Increase of the Form 144 Filing Thresholds

Since 1972, Rule 144(h) has required the filing of a Form 144 if the security holder’s intended sale exceeded either 500 shares or $10,000 within a three-month period. The SEC is now proposing to increase the Form 144 filing thresholds to trades of 1,000 shares or $50,000 within a three-month period for affiliates. (The Form 144 requirement would be eliminated for non-affiliates.) In addition, the SEC is soliciting comment on ways to coordinate the filing deadline and the Form 144 with the filing deadline and Form 4 so as to permit affiliates subject to Section 16 to satisfy both requirements at the same time.

Codification of Several Staff Positions

To make staff positions more transparent and readily available to the public, the SEC is proposing to codify seven of them:

Securities acquired under Section 4(6) of the Securities Act are considered "restricted securities." Section 4(6) exempts from registration offerings that do not exceed $5,000,000 that are made only to accredited investors, do not involve any advertising or general solicitation and for which a Form D has been filed. Because the SEC believes that resale status of securities acquired in Section 4(6) exempt transactions should be the same as securities received in other non-public offerings, the SEC proposing to codify its position that securities acquired under Section 4(6) should be defined as restricted securities for purposes of Rule 144.

Tacking of holding periods when a company reorganizes into a holding company structure. The SEC is proposing to codify Corp Fin's interpretive position that holders may tack the Rule 144 holding period in connection with transactions made solely to form a holding company if the following three conditions are satisfied:

  • The newly formed holding company’s securities are issued solely in exchange for the securities of the predecessor company as part of a reorganization of the predecessor company into a holding company structure;
  • Security holders receive securities of the same class evidencing the same proportional interest in the holding company as they held in the predecessor company, and the rights and interests of the holders of such securities are substantially the same as those they possessed as holders of the predecessor company’s securities; and
  • Immediately following the transaction, the holding company has no significant assets other than securities of the predecessor and its existing subsidiaries and has substantially the same assets and liabilities on a consolidated basis as the predecessor had before the transaction.

The SEC believes that tacking would be appropriate in these transactions because the securities being exchanged are substantially equivalent, and there is no significant change in the economic risk of the investment in the restricted securities.

Tacking of holding periods for conversions and exchanges of securities.

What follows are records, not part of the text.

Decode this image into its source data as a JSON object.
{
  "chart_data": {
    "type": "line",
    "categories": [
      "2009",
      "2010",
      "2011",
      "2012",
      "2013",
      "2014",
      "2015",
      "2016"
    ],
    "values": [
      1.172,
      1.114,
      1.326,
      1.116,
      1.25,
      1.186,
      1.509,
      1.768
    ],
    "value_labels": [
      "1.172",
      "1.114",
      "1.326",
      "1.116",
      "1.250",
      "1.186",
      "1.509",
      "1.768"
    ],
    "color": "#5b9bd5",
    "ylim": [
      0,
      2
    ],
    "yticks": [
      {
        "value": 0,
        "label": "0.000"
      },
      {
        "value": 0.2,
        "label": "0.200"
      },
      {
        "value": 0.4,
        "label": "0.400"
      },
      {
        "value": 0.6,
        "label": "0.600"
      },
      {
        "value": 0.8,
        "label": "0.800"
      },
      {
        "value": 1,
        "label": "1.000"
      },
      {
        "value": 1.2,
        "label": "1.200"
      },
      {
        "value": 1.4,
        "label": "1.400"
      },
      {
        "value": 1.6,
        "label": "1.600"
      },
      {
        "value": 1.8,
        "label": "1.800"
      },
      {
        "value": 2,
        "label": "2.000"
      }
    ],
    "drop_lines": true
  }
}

The proposal would codify the staff's position that, if the securities sold were acquired from the issuer solely in exchange for other securities of the same issuer, the newly acquired securities would be deemed to have been acquired at the same time as the securities surrendered for conversion or exchange. However, in a change to its prior interpretive position, the proposal makes clear that, if the original securities do not, by their terms, permit cashless conversion or exchange and the parties amend the original securities to allow for cashless conversion or exchange and the holder provides consideration for the amendment (other than solely securities of that issuer), then the shares will be deemed to have been acquired on the date that the original securities were so amended.

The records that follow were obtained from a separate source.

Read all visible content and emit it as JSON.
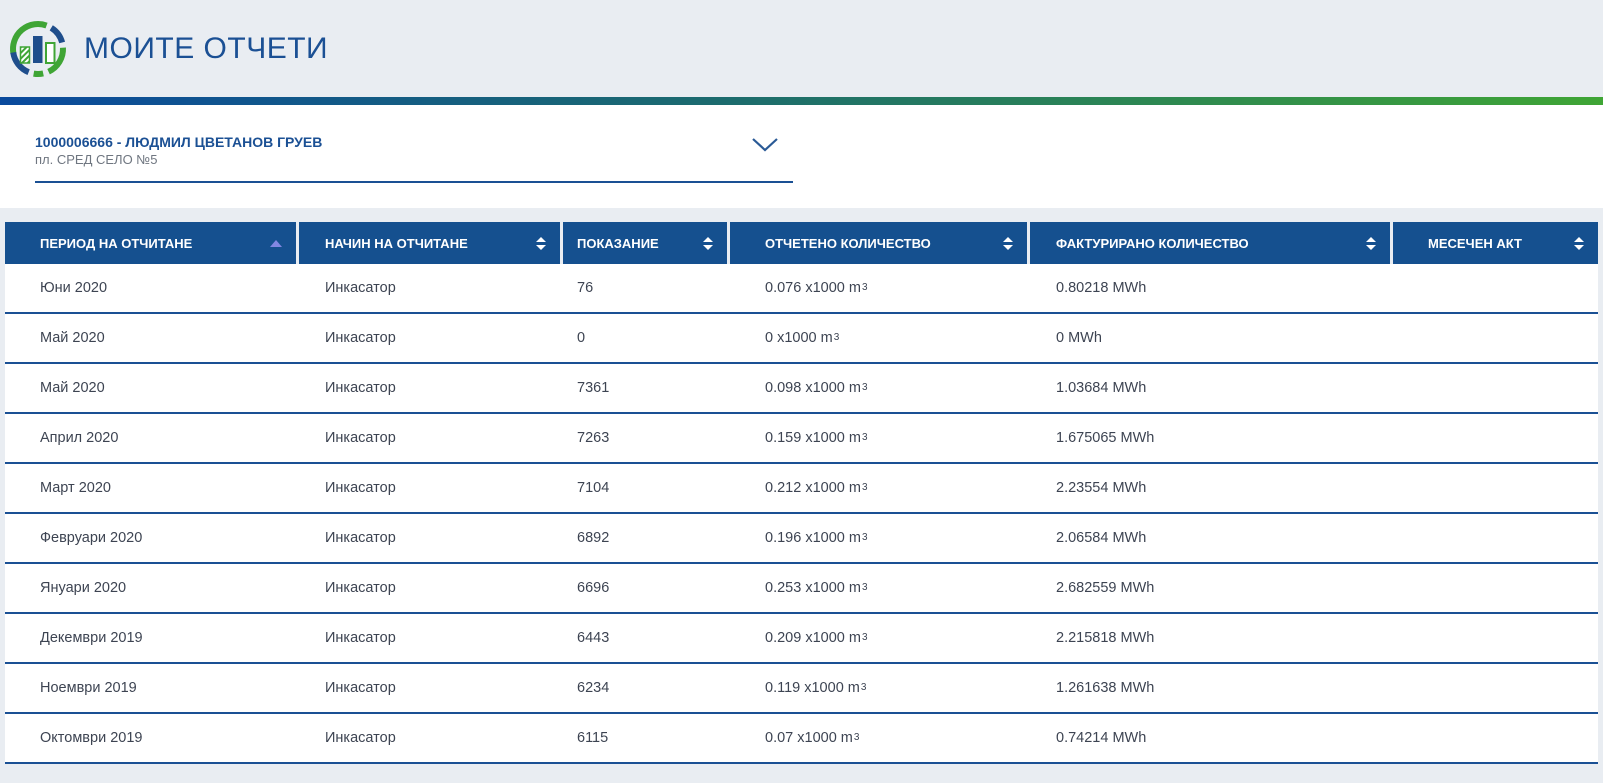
{
  "header": {
    "title": "МОИТЕ ОТЧЕТИ"
  },
  "account_selector": {
    "account": "1000006666 - ЛЮДМИЛ ЦВЕТАНОВ ГРУЕВ",
    "address": "пл. СРЕД СЕЛО №5"
  },
  "table": {
    "volume_unit": " x1000 m",
    "volume_sup": "3",
    "columns": [
      {
        "id": "period",
        "label": "ПЕРИОД НА ОТЧИТАНЕ",
        "sort": "asc"
      },
      {
        "id": "method",
        "label": "НАЧИН НА ОТЧИТАНЕ",
        "sort": "both"
      },
      {
        "id": "reading",
        "label": "ПОКАЗАНИЕ",
        "sort": "both"
      },
      {
        "id": "measured",
        "label": "ОТЧЕТЕНО КОЛИЧЕСТВО",
        "sort": "both"
      },
      {
        "id": "billed",
        "label": "ФАКТУРИРАНО КОЛИЧЕСТВО",
        "sort": "both"
      },
      {
        "id": "monthly-act",
        "label": "МЕСЕЧЕН АКТ",
        "sort": "both"
      }
    ],
    "rows": [
      {
        "period": "Юни 2020",
        "method": "Инкасатор",
        "reading": "76",
        "measured": "0.076",
        "billed": "0.80218 MWh",
        "monthly_act": ""
      },
      {
        "period": "Май 2020",
        "method": "Инкасатор",
        "reading": "0",
        "measured": "0",
        "billed": "0 MWh",
        "monthly_act": ""
      },
      {
        "period": "Май 2020",
        "method": "Инкасатор",
        "reading": "7361",
        "measured": "0.098",
        "billed": "1.03684 MWh",
        "monthly_act": ""
      },
      {
        "period": "Април 2020",
        "method": "Инкасатор",
        "reading": "7263",
        "measured": "0.159",
        "billed": "1.675065 MWh",
        "monthly_act": ""
      },
      {
        "period": "Март 2020",
        "method": "Инкасатор",
        "reading": "7104",
        "measured": "0.212",
        "billed": "2.23554 MWh",
        "monthly_act": ""
      },
      {
        "period": "Февруари 2020",
        "method": "Инкасатор",
        "reading": "6892",
        "measured": "0.196",
        "billed": "2.06584 MWh",
        "monthly_act": ""
      },
      {
        "period": "Януари 2020",
        "method": "Инкасатор",
        "reading": "6696",
        "measured": "0.253",
        "billed": "2.682559 MWh",
        "monthly_act": ""
      },
      {
        "period": "Декември 2019",
        "method": "Инкасатор",
        "reading": "6443",
        "measured": "0.209",
        "billed": "2.215818 MWh",
        "monthly_act": ""
      },
      {
        "period": "Ноември 2019",
        "method": "Инкасатор",
        "reading": "6234",
        "measured": "0.119",
        "billed": "1.261638 MWh",
        "monthly_act": ""
      },
      {
        "period": "Октомври 2019",
        "method": "Инкасатор",
        "reading": "6115",
        "measured": "0.07",
        "billed": "0.74214 MWh",
        "monthly_act": ""
      }
    ]
  },
  "colors": {
    "brand-blue": "#1b5094",
    "brand-green": "#3fa535",
    "thead-bg": "#15508f",
    "separator": "#1a5094",
    "sort-active": "#8287e2",
    "page-gray": "#e9edf2",
    "cell-text": "#3d4452"
  }
}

Cashless exercise of options and warrants. The proposal would adopt and codify an analogous position with respect to the cashless exercise of options and warrants (other than employee options). Securities acquired in a cashless exercise would be deemed to have been acquired when the corresponding options or warrants were acquired unless the original options or warrants did not, by their terms, permit cashless exercise, and the holder provides consideration, other than solely securities of the issuer, to amend the options or warrants to permit cashless exercise. In that event, the options or warrants would be deemed to have been acquired on the date that the original options or warrants were so amended. However, options or warrants that were not purchased for cash or property, such as employee options, are not viewed by the SEC to create investment risk in the holder and, therefore, no tacking would be permitted. In that case, the underlying securities would be deemed to have been acquired on the date of exercise of the option or warrant, if the conditions of Rule 144(d)(1) and Rule 144(d)(2) were met at the time of exercise.

Aggregation of pledged securities. So long as the pledgees are not the same "person" under Rule 144(a)(2) and there is no "concerted action" by pledgees, in calculating the Rule 144 volume limitations, a pledgee of securities may sell the pledged securities without having to aggregate the sale with sales by other pledgees of the same securities from the same pledgor. The pledgee still must aggregate its sales with the pledgor’s sales.

Treatment of securities issued by "reporting and non-reporting shell companies." A "shell company" is a company, other than an asset-backed issuer, that has no or nominal operations and either:

  • no or nominal assets;
  • assets consisting solely of cash and cash equivalents; or
  • assets consisting of any amount of cash and cash equivalents and nominal other assets.

Because the SEC views shell companies as possible vehicles for abuse, under the proposed rule, a person who wished to resell securities issued by a company that is, or was, a reporting or a non-reporting shell company, other than a business combination-related shell company, would not be able to rely on Rule 144 to sell the securities. However, Rule 144 would become available when:

  • the issuer has ceased to be a shell company;
  • the issuer is subject to the reporting requirements of Section 13 or 15(d) of the Exchange Act;
  • the issuer has filed all reports and material required to be filed during the preceding 12 months (or for such shorter period that the registrant was required to file such reports and materials); and
  • at least 90 days have elapsed from the time the issuer filed with the SEC current "Form 10 information" (ordinarily filed on a Form 8-K) reflecting its status as an entity that is not a shell company.

These requirements are generally the same as those applicable to the use by shell companies of Form S-8. An affiliate selling control securities would have to wait at least 90 days before being permitted to resell the securities, and a holder selling restricted securities would be required to wait the duration of the holding period before being permitted to resell the securities.

Form 144 representations required from security holders relying on Exchange Act Rule 10b5-1(c ). Rule 10b5-1 defines when a purchase or sale constitutes trading "on the basis of" material nonpublic information in insider trading cases brought under Rule 10b-5. Rule 10b5-1(c) provides an affirmative defense that a person’s purchase or sale was not "on the basis of" material nonpublic information if, among other things, before becoming aware of material nonpublic information, the person enters into a binding contract or written plan to sell the securities. Corp Fin has permitted holders using Rule 10b5-1(c) to modify the Form 144 representation that he or she had no knowledge of material adverse information about the issuer at the time of execution of the Form to refer instead to the date on which the holder adopted the written trading plan or gave the trading instructions, specifying that date. Under the proposed amendments, Form 144 filers would be able to make the required representation as of the date that they adopted written trading plans or gave trading instructions that satisfied Rule 10b5-1(c).

Amendments to Rule 145

Rule 145(d) sets forth, for persons deemed underwriters, the restrictions on the resale of securities received in connection with reclassifications of securities, mergers or consolidations or transfers of assets that are subject to shareholder vote. The SEC is proposing to eliminate the presumptive underwriter and resale provisions in Rule 145 other than for business combinations involving shell companies. The proposed amendments would harmonize the requirements applicable to shell companies in Rule 145(d) with the proposed provisions in Rule 144.

That is, the "presumed underwriters" of a shell company would be permitted to resell their securities to the same extent that affiliates of a shell company would be permitted to resell their securities under Rule 144, as proposed.

Conforming and Other Amendments

Conforming amendments are proposed to Rule 701 and rules related to asset-backed securities.